Já se vê que a comadre era forte em história sagrada.

A fala do narrador é evidentemente irônica, pois no enunciado afirma-se que a comadre “era forte em história sagrada”, isto é, conhecia bem história sagrada, mas na enunciação nega-se isso. A leitura que se deve fazer da frase é que a comadre era fraca em história sagrada, não conhecia direito história sagrada.

A percepção do valor irônico, evidentemente, depende do conhecimento de mundo do leitor, que deverá ser ativado na leitura. Esse conhecimento diz respeito a saber que a citação reportada “Eu multiplicarei os trabalhos de teu parto” não foi dita por Jesus Cristo, pois se encontra no Velho Testamento, mais precisamente no Gênesis, em que Jesus Cristo não aparece.

Northrop Frye, em sua monumental obra, Anatomia da Crítica, distingue ironias. Para o crítico canadense, há ironias sofisticadas e ironias ingênuas. Segundo Frye, “… a diferença principal entre ironia sofisticada e ingênua é que o ironista ingênuo chama a atenção ao fato de que está sendo irônico, ao passo que a ironia sofisticada simplesmente afirma algo e deixa o leitor adicionar o tom irônico por conta própria”.

Para encerrar este curto artigo, aproveito a citação de Frye para comentar uma regrinha que muitas gramáticas pedagógicas e manuais do boa escrita “ensinam” quando tratam de pontuação, particularmente quanto ao uso das aspas.
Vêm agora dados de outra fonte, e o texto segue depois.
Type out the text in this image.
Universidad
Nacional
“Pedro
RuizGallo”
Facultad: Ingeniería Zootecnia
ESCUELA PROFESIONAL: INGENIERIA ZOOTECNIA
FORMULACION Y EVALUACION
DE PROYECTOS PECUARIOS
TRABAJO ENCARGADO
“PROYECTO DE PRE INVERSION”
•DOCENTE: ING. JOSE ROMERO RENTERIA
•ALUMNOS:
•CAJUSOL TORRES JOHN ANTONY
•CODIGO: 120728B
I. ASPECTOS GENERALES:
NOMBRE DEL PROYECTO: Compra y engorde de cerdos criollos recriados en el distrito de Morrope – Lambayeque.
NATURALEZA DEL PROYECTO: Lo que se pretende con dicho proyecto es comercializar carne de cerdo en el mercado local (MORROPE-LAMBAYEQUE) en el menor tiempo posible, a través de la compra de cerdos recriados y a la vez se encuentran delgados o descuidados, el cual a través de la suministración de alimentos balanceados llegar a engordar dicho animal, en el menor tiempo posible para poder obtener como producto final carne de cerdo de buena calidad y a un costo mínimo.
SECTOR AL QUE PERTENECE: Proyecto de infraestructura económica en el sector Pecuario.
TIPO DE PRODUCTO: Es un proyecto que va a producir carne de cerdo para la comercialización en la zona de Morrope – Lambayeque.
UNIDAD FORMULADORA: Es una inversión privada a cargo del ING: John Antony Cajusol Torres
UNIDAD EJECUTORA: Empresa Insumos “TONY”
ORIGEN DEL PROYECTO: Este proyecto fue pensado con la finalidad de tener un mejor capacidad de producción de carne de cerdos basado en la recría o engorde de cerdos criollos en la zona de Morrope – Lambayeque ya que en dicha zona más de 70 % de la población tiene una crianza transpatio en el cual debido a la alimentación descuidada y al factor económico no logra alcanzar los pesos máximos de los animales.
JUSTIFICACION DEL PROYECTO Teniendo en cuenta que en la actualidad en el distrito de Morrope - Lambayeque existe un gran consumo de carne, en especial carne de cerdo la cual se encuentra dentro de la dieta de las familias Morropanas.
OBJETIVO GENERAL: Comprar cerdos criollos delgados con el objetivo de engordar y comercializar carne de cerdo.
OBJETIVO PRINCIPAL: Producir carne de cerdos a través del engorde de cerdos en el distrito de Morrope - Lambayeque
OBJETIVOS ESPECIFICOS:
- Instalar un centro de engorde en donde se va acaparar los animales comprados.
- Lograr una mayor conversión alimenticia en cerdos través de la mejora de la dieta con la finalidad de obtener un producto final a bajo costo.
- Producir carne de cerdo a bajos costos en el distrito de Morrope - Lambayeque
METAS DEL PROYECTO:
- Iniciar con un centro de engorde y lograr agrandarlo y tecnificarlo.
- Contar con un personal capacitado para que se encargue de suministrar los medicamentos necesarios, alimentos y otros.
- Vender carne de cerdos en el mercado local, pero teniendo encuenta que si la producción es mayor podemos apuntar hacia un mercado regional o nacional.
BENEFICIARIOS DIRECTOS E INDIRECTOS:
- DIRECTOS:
É comum esse tipo de obra afirmar que as ironias devem ser destacadas no texto por aspas. Quando se trata de textos digitados e impressos, recomendam que se use o itálico para destacar a ironia. A justificativa apresentada é que se está usando a palavra em sentido diverso do usual.

Ocorre que acrescentar destaque a uma ironia sofisticada (aspas ou itálico) subtrai dela a sutileza, transformando-a em uma ironia ingênua, na medida em que rouba do leitor a possibilidade de adicionar o tom irônico por conta própria.